Я живу на шестом этаже. В своем сне я прыгаю с балкона, но полет выходит странным. Я будто бегу по стенам, по чужим окнам и оконным рамам, смешно перебирая ногами, но мне никогда не удается достичь дна. Сон всегда меняется, он либо обрывается, либо становится иным.
"Летать во сне" - это вот так и выглядит? Может быть, мне стоило бы попробовать в реальности. Если бы тот полет был другим, у меня не было бы возможности воссоздать этот сон в жизни. Наверное, падение - это хорошо. Чтобы падать, не нужно прилагать никаких усилий. Правда, я пока не придумал, каким образом я буду бежать по стенам и окнам. Физика, эта дурная тварь, не позволит мне повторить все в точности, а ведь эта деталь кажется мне очень важной, как календарь на холодильнике, которому в этом году исполнилось пять лет. Календарю, не холодильнику. Холодильник совсем древний.
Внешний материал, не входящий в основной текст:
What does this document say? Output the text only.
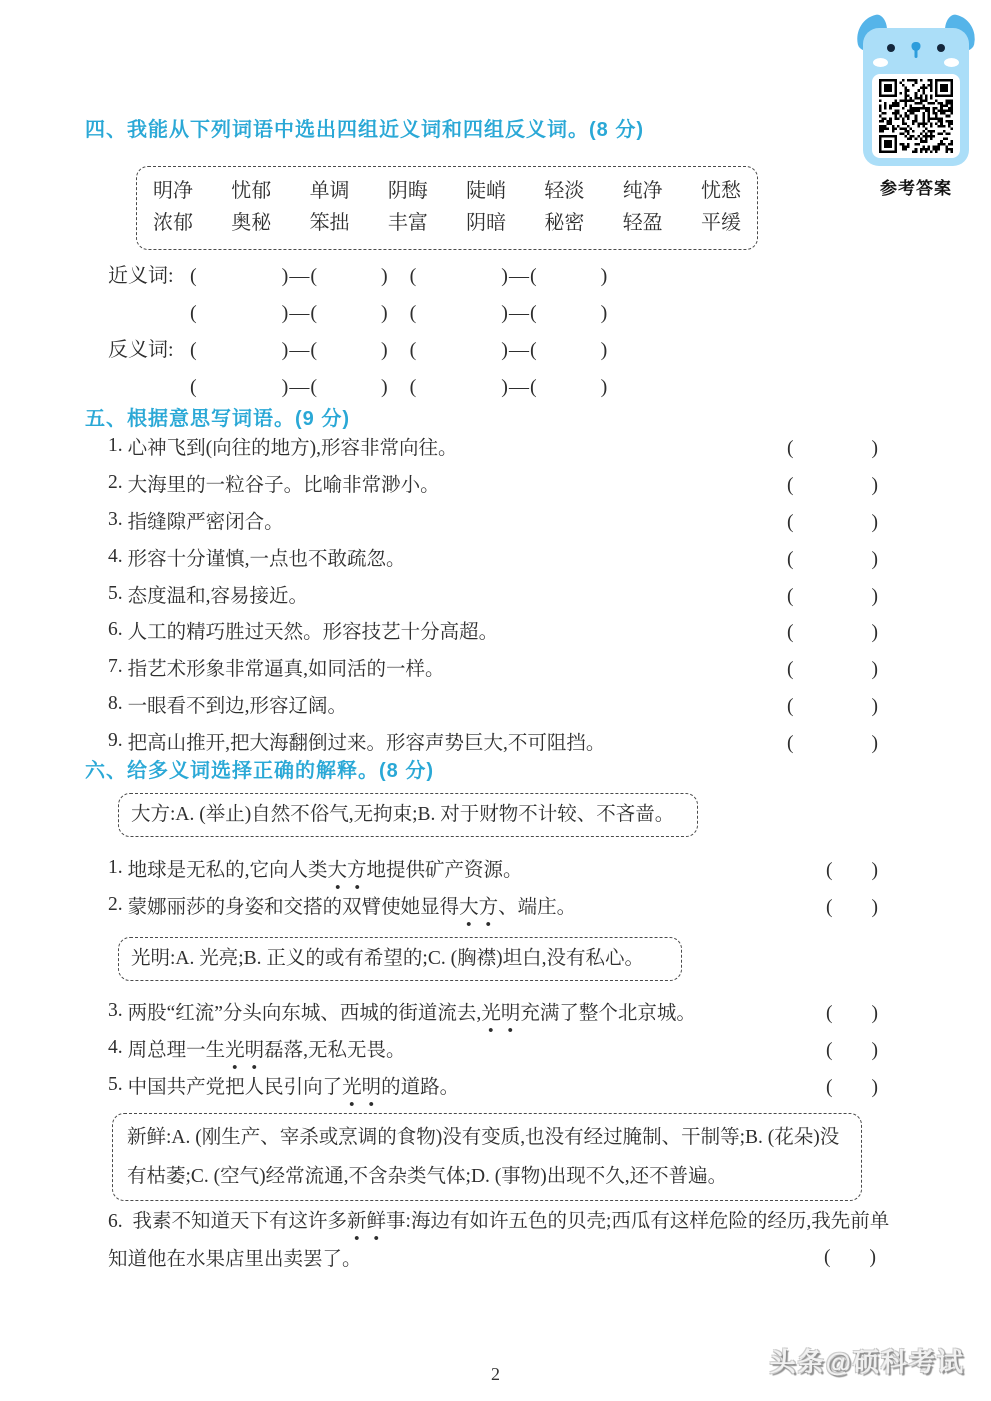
参考答案
四、我能从下列词语中选出四组近义词和四组反义词。(8 分)
明净 忧郁 单调 阴晦 陡峭 轻淡 纯净 忧愁
浓郁 奥秘 笨拙 丰富 阴暗 秘密 轻盈 平缓
近义词: (　　　　)—(　　　)　(　　　　)—(　　　)
(　　　　)—(　　　)　(　　　　)—(　　　)
反义词: (　　　　)—(　　　)　(　　　　)—(　　　)
(　　　　)—(　　　)　(　　　　)—(　　　)
五、根据意思写词语。(9 分)
1. 心神飞到(向往的地方),形容非常向往。	(　　　　)
2. 大海里的一粒谷子。比喻非常渺小。	(　　　　)
3. 指缝隙严密闭合。	(　　　　)
4. 形容十分谨慎,一点也不敢疏忽。	(　　　　)
5. 态度温和,容易接近。	(　　　　)
6. 人工的精巧胜过天然。形容技艺十分高超。	(　　　　)
7. 指艺术形象非常逼真,如同活的一样。	(　　　　)
8. 一眼看不到边,形容辽阔。	(　　　　)
9. 把高山推开,把大海翻倒过来。形容声势巨大,不可阻挡。	(　　　　)
六、给多义词选择正确的解释。(8 分)
大方:A. (举止)自然不俗气,无拘束;B. 对于财物不计较、不吝啬。
1. 地球是无私的,它向人类大方地提供矿产资源。	(　　)
2. 蒙娜丽莎的身姿和交搭的双臂使她显得大方、端庄。	(　　)
光明:A. 光亮;B. 正义的或有希望的;C. (胸襟)坦白,没有私心。
3. 两股“红流”分头向东城、西城的街道流去,光明充满了整个北京城。	(　　)
4. 周总理一生光明磊落,无私无畏。	(　　)
5. 中国共产党把人民引向了光明的道路。	(　　)
新鲜:A. (刚生产、宰杀或烹调的食物)没有变质,也没有经过腌制、干制等;B. (花朵)没有枯萎;C. (空气)经常流通,不含杂类气体;D. (事物)出现不久,还不普遍。
6. 我素不知道天下有这许多新鲜事:海边有如许五色的贝壳;西瓜有这样危险的经历,我先前单知道他在水果店里出卖罢了。	(　　)
2	头条@硕科考试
Там, под моими окнами, растет рябина. Когда сон с этим странным падением-забегом стирается из памяти, я представляю, как прыгаю на нее - такую фантазию воплотить куда легче. Как это будет? Долечу ли я до нее, учитывая, что она расположена не впритык к дому? И если долечу, то спасет ли она меня от верной смерти, или же сама станет убийцей, и я повисну на ней, пусть не переломанный, не с торчащими наружу костями, но будто насаженный на булавку, как насекомое? Может быть, кисть с оранжевыми ягодами будет торчать прямо из моего разверстого в безмолвном вопле рта.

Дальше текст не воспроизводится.